Daneben zeichnet Einhard aber auch ein äußerst lebendiges Bild Karls des
Großen:
Er war von breitem und kräftigem Körperbau, hervorragender Größe, die
jedoch das richtige Maß nicht überschritt – denn seine Länge betrug, wie man
weiß, sieben seiner Füße –, das Oberteil seines Kopfes war rund, seine Augen
sehr groß und lebhaft, die Nase ging etwas über das Mittelmaß, er hatte
schönes graues Haar und ein freundliches, heiteres Gesicht. So bot seine
Gestalt im Stehen wie im Sitzen eine höchst würdige und stattliche
Erscheinung, wiewohl sein Nacken feist und zu kurz, sein Bauch etwas
hervorzutreten schien: das Ebenmaß der andern Glieder verdeckte das.
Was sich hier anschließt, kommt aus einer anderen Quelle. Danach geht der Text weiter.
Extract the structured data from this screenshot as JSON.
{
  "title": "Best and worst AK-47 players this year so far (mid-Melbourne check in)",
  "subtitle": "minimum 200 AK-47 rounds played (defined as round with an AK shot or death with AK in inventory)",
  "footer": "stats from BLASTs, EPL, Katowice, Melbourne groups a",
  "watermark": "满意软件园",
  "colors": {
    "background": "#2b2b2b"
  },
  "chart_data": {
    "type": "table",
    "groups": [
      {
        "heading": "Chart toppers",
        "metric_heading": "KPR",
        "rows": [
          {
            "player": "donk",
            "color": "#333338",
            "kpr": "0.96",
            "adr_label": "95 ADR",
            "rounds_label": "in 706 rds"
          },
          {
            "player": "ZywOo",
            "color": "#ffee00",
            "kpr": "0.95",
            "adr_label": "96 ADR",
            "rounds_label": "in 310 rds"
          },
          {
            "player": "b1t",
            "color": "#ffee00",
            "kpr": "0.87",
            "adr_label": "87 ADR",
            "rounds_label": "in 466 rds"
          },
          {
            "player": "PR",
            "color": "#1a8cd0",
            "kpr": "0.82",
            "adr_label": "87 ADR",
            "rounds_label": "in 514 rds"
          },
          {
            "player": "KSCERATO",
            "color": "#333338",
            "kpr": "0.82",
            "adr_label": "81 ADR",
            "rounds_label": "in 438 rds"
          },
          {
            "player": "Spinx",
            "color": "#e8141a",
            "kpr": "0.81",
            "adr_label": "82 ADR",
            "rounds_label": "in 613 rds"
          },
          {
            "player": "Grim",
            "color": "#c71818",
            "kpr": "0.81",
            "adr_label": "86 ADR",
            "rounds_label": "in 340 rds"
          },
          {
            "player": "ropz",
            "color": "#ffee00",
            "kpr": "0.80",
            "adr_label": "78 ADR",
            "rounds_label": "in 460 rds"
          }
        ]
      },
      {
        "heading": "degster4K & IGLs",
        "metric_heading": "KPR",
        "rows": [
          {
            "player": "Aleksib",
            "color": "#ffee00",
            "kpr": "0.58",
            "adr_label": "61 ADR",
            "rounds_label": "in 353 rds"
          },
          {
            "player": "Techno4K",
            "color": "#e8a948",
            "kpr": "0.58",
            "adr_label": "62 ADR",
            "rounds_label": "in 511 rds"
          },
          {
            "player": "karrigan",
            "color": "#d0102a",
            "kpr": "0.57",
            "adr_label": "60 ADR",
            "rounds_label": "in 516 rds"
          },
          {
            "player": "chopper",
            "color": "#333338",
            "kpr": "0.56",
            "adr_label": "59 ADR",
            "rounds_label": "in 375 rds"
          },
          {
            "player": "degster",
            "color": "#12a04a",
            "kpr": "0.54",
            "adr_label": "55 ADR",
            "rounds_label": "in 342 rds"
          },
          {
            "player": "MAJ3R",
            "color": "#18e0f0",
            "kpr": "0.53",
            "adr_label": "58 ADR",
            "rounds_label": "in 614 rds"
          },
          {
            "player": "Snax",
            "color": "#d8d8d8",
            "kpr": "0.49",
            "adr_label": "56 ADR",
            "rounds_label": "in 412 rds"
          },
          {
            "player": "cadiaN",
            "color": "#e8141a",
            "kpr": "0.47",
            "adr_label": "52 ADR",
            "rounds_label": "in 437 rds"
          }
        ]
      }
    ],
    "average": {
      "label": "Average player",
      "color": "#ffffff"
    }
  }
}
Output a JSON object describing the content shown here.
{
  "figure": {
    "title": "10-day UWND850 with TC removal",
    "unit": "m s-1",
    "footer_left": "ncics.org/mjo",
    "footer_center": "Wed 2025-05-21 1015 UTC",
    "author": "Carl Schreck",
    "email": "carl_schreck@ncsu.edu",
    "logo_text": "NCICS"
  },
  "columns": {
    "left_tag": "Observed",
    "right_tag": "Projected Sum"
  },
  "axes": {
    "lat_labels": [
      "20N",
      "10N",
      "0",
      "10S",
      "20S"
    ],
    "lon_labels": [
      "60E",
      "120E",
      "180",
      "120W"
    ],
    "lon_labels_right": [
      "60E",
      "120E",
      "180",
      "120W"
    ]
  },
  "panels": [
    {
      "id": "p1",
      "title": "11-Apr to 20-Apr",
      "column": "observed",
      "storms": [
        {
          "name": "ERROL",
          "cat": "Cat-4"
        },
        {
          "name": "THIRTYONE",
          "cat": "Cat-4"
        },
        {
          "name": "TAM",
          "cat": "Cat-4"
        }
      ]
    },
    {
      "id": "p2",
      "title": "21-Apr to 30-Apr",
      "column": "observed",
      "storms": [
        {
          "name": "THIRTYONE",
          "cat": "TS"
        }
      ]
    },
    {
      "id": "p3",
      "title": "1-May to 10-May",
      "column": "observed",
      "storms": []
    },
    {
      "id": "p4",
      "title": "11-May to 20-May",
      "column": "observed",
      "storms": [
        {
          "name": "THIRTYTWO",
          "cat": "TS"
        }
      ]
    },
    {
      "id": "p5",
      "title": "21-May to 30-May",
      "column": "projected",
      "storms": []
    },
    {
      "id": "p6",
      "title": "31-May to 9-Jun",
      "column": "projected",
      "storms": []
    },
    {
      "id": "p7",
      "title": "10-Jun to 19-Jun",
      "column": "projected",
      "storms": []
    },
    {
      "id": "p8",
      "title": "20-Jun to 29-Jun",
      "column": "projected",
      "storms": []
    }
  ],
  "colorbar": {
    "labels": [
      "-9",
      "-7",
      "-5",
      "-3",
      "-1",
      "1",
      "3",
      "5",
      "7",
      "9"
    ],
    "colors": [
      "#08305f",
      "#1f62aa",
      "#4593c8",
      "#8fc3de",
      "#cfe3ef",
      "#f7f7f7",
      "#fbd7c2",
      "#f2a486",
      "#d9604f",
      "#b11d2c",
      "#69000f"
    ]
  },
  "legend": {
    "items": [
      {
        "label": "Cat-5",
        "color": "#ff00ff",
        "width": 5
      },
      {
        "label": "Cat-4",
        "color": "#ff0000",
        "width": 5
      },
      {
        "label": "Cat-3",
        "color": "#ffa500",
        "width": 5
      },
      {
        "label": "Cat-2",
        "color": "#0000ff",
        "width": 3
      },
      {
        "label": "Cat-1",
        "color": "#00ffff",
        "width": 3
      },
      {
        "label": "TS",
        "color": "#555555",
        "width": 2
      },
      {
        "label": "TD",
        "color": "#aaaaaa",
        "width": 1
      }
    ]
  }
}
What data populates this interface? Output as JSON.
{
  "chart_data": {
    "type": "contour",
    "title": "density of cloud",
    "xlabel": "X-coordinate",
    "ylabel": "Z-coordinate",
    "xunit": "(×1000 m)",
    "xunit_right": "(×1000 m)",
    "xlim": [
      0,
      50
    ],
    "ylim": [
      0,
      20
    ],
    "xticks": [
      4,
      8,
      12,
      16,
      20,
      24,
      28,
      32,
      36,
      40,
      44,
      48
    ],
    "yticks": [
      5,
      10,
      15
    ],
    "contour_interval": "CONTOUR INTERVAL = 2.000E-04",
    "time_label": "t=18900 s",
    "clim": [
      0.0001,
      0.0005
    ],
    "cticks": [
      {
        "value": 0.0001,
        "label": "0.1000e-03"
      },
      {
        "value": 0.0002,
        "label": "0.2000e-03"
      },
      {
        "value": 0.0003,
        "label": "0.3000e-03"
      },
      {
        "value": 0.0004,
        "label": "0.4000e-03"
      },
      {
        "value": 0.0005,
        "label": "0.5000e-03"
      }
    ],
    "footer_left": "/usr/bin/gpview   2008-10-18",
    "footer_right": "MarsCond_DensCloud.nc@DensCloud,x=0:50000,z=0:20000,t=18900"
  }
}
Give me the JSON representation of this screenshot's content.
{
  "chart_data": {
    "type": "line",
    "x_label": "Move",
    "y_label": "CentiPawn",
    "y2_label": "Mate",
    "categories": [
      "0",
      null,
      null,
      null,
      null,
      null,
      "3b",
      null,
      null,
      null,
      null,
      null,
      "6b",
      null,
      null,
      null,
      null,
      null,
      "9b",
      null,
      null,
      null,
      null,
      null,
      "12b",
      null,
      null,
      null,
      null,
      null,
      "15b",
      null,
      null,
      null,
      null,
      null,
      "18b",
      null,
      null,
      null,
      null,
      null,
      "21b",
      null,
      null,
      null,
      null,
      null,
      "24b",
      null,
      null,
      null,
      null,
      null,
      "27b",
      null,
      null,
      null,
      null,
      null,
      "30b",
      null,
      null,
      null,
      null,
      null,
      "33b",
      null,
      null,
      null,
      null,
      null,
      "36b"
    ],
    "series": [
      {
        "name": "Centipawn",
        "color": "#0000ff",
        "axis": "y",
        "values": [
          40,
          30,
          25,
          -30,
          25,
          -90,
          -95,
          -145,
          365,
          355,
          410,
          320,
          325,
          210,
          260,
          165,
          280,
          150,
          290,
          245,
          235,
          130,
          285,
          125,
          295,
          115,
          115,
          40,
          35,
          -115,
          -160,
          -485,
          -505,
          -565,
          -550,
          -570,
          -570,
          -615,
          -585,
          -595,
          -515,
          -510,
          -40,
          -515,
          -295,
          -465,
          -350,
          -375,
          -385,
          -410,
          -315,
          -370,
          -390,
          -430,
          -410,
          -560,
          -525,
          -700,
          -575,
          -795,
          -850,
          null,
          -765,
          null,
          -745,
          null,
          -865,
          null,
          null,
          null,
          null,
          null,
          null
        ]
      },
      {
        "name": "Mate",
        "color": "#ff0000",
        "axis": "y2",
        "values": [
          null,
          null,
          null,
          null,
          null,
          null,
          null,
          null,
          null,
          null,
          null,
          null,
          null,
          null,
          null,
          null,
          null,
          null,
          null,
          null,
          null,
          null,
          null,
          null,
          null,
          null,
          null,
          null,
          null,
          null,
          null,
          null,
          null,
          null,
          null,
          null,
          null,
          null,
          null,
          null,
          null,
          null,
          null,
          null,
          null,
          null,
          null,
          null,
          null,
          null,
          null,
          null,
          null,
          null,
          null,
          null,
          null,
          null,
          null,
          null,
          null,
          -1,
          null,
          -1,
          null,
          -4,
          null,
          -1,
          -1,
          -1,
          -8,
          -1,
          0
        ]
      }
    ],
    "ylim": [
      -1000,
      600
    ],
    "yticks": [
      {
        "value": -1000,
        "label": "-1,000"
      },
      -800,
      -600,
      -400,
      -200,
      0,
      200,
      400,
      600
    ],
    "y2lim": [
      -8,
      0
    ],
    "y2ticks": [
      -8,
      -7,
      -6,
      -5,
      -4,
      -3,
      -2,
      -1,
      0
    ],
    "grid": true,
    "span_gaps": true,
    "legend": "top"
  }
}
Er
hatte einen festen Gang, eine durchaus männliche Haltung des Körpers und
eine helle Stimme, die jedoch zu der ganzen Gestalt nicht recht passen wollte;
seine Gesundheit war gut, außer daß er in den vier Jahren vor seinem Tode
häufig von Fiebern ergriffen wurde und zuletzt auch mit einem Fuße hinkte.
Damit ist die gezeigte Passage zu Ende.